By Paul Reynolds
World affairs correspondent, BBC News website
It is a key week for US policy in Iraq.
General Petraeus and President Bush: Key week ahead
The top US commander in Iraq, General David Petraeus, will give evidence in person to Congress.
President George W Bush will later file a formal report on the performance of the Iraqi government in meeting US-set benchmarks for political reconciliation.
The most likely outcome of this intense period of assessment is that the current military strategy will continue for the moment - with the hope of a relatively small reduction in troop levels early next year and another assessment in six months' time.
The Iraqi government will also come under renewed US pressure to do more to encourage political progress.
To adapt a nautical phrase, it will be "unsteady as she goes" - ie the course is a difficult one in rough seas, but no alternative is reckoned to be available at the moment.
Petraeus before Congress
General Petraeus is expected to hold out just enough hope to enable the Bush administration to see off efforts by Democrats in Congress to set a timetable for a withdrawal. He aims to buy time for the current strategy.
Starting on Monday, he will argue before congressional committees that the "surge" of US forces into Iraq this year (raising the level by 30,000 to more than 160,000), coupled with a new strategy of holding ground and seeking local allies, has won some "momentum", as he put it in a letter to his troops.
By April, decisions will have to be taken on whether to reduce number to the pre-surge levels because of the strain on army resources. Reductions will be the subject of further intense debate
He has admitted, however, that success has been "uneven".
He will highlight the improved security picture in the western province of Anbar, where tribal leaders have made an alliance with US forces against al-Qaeda fighters.
Relying on traditional leadership might not represent the kind of democratic change that the US wanted to see in Iraq, but any help is gratefully received in present circumstances.
However, progress is relative. A vivid account by Michael Gordon in the New York Times about how US forces are linking up with the tribal leaders also indicated how dangerous the area still is - Gordon was nearly blown up in a sophisticated ambush and the US colonel guiding him was wounded.

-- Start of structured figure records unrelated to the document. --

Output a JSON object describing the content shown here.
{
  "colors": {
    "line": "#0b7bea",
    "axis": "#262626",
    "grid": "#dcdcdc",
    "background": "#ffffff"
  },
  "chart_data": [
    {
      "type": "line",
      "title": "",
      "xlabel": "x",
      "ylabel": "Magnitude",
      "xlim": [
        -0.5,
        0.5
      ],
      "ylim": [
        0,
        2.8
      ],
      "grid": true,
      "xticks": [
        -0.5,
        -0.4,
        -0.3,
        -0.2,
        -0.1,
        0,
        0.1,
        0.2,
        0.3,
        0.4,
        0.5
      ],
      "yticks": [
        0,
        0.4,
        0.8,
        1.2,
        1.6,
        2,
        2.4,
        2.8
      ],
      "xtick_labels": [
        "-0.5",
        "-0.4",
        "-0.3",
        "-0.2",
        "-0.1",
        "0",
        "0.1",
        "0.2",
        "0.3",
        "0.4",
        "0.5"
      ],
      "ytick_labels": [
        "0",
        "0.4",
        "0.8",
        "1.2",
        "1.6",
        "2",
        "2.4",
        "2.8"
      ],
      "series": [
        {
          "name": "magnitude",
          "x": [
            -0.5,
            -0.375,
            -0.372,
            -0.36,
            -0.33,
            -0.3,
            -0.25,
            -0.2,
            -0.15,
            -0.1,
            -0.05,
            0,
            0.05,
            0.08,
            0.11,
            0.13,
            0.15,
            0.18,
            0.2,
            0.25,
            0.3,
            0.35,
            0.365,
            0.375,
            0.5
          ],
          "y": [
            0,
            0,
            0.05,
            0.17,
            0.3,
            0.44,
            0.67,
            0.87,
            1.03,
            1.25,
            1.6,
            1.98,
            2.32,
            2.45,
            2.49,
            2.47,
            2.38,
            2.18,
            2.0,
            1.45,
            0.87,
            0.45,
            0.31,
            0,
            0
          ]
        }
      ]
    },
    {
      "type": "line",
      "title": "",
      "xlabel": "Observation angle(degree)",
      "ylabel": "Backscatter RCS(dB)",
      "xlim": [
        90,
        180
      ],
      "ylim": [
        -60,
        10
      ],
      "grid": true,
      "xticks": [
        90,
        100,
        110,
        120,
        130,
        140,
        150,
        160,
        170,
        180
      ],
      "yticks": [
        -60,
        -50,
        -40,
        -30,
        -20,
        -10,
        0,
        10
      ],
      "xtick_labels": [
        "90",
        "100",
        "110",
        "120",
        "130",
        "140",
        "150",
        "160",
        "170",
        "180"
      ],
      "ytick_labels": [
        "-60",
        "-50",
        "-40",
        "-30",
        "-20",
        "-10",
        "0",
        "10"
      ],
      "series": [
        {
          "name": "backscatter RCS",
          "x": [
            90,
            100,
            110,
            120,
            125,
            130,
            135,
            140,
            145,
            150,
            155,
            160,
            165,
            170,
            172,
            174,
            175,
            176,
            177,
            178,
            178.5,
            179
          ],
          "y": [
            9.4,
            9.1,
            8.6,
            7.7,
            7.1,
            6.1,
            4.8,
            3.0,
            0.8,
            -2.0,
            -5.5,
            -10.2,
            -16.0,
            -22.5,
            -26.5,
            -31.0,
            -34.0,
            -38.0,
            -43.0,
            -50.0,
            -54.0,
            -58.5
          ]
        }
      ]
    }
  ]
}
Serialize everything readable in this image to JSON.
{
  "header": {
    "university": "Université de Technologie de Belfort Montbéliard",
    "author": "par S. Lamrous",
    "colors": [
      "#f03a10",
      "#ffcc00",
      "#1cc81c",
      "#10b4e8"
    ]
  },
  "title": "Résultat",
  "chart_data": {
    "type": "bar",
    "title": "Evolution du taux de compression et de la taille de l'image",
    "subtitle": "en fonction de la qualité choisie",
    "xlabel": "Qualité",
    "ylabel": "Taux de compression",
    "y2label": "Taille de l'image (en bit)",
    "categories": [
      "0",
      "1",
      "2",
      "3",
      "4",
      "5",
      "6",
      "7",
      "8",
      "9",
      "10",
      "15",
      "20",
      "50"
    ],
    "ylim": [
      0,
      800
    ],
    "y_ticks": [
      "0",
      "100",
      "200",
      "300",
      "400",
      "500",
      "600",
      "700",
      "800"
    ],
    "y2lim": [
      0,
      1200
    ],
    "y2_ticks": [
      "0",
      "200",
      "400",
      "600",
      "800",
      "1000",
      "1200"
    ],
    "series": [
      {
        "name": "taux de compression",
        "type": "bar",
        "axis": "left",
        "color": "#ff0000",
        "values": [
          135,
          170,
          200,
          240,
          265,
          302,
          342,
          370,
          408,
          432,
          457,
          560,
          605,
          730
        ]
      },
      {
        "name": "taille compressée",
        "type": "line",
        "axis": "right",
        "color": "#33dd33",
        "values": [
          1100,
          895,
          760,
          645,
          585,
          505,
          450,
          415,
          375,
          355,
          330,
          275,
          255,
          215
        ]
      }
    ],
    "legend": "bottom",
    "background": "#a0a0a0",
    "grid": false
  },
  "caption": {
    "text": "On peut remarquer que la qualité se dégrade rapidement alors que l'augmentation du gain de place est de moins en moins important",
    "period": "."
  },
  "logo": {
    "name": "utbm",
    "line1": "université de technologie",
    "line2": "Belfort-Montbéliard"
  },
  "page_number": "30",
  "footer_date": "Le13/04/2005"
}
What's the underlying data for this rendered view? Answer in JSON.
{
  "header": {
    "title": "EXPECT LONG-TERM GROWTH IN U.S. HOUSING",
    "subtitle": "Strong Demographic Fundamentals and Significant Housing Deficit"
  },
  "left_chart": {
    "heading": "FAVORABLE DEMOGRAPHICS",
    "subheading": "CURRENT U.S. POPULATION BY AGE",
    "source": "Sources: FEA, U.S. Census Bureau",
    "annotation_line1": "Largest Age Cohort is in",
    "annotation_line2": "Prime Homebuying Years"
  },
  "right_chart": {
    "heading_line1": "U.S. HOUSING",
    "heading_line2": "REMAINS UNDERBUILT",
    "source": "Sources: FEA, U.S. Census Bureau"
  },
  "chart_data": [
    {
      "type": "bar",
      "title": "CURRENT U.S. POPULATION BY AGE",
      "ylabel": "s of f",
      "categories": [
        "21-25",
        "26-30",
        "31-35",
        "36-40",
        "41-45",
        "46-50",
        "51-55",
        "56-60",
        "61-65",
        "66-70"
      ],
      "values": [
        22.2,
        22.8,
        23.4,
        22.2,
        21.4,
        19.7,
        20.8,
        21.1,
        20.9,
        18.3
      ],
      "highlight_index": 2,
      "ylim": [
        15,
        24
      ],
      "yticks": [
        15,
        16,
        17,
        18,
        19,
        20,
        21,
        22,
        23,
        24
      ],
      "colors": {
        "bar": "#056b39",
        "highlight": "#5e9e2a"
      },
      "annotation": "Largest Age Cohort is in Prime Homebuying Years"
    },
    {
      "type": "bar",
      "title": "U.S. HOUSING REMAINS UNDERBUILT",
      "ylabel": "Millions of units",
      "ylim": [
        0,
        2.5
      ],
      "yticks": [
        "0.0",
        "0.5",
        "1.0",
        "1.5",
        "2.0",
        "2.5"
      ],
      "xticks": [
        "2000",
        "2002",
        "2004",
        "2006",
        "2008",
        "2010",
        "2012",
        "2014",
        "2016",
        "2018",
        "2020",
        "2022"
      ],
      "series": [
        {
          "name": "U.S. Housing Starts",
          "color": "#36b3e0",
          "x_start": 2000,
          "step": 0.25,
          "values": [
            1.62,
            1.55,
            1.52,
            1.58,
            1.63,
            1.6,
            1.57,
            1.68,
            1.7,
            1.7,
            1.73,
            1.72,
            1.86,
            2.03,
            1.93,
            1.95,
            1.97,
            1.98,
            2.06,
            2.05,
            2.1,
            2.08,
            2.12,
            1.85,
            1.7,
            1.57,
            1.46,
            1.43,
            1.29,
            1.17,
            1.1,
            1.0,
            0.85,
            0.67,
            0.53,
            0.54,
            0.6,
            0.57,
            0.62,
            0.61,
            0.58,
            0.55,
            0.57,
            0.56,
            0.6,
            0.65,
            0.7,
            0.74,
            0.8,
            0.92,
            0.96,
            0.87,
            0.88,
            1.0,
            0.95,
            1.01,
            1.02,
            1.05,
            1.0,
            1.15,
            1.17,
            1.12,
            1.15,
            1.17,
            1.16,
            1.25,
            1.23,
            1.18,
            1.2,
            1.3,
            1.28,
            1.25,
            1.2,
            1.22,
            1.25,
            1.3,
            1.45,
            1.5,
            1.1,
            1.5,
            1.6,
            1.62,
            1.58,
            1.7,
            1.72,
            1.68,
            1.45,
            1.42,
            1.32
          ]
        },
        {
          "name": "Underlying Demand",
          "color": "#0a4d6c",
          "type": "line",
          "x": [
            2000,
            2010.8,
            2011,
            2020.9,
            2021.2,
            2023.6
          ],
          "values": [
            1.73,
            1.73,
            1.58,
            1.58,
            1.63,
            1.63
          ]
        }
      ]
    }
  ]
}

And according to Yahia Said of the London School of Economics, tribal loyalties are not reliable.
"They can turn on a dime. These same people were swearing their undying loyalty to Saddam Hussein," he commented.
Timetable for 2008
General Petraeus is nevertheless holding out the prospect of withdrawing perhaps a brigade of about 4,000 troops in the new year. That would be more symbolic than anything - a gesture towards Congress and a reminder to the Iraqi government that US support has its limits.
By April, decisions will have to be taken on whether to reduce number to the pre-surge levels because of the strain on army resources. Reductions will be the subject of further intense debate.
If Congress is not satisfied, future funding for the war could be in doubt and pressure would grow for a withdrawal
The US commander will probably want to keep as many troops for as long as possible. After all, he was the author not only of this plan but also of the US army's manual of counter-insurgency. One of the key principles enshrined there is this: "Counter-insurgents should prepare for a long-term commitment."
His plan envisages establishing security in Baghdad and other key areas by the summer of 2008 and nationwide by the summer of 2009.
In his letter, he compared the position to that of a team in an American football game: "We are, in short, a long way from the goal line, but we do have the ball and we are driving down the field."
However he and the US ambassador to Iraq, Ryan Crocker, will also express disappointment at the pace of political progress in Iraq. The hope had been that the reinforcements would reduce violence sufficiently to enable the Iraq government to fulfil a list of 18 benchmarks aimed at political reconciliation.
General Petraeus said in his letter: "It has not worked out as we had hoped."
Framework for decisions
The congressional hearings are part of an elaborate structure of assessment laid down by Congress in legislation in May that gave extra funding for the wars in Iraq and Afghanistan.
This legislation stated: "The United States strategy in Iraq, hereafter, shall
be conditioned on the Iraqi government meeting benchmarks... "
The most important of the 18 benchmarks include the implementation of legislation on reforming laws against the employment of former Baath party members and on oil revenue sharing.
These benchmarks are not formally linked to troop numbers. But if Congress is not satisfied, future funding for the war could be in doubt and pressure would grow for a withdrawal. So they matter.
President Bush was required to report twice on whether the Iraqis were meeting the marks. The first report in July gave a mixed picture. His second report is due this week, possibly on Wednesday.
In advance of that report, General Petraeus and Ambassador Crocker were ordered to make themselves available to give evidence before Congress.
In addition, Congress' investigative arm, the Government Accountability Office, was told to draw up its own assessment of benchmark compliance. It issued a critical report last week.
Congress also ordered a professional assessment of Iraq's military and police. It was led by retired General James Jones and said in its report last week that the Iraqi police were "incapable" and that the (improved) Iraqi army could not operate independently for another 12-18 months.
The assessments will culminate in a television address by President Bush, possibly on Thursday.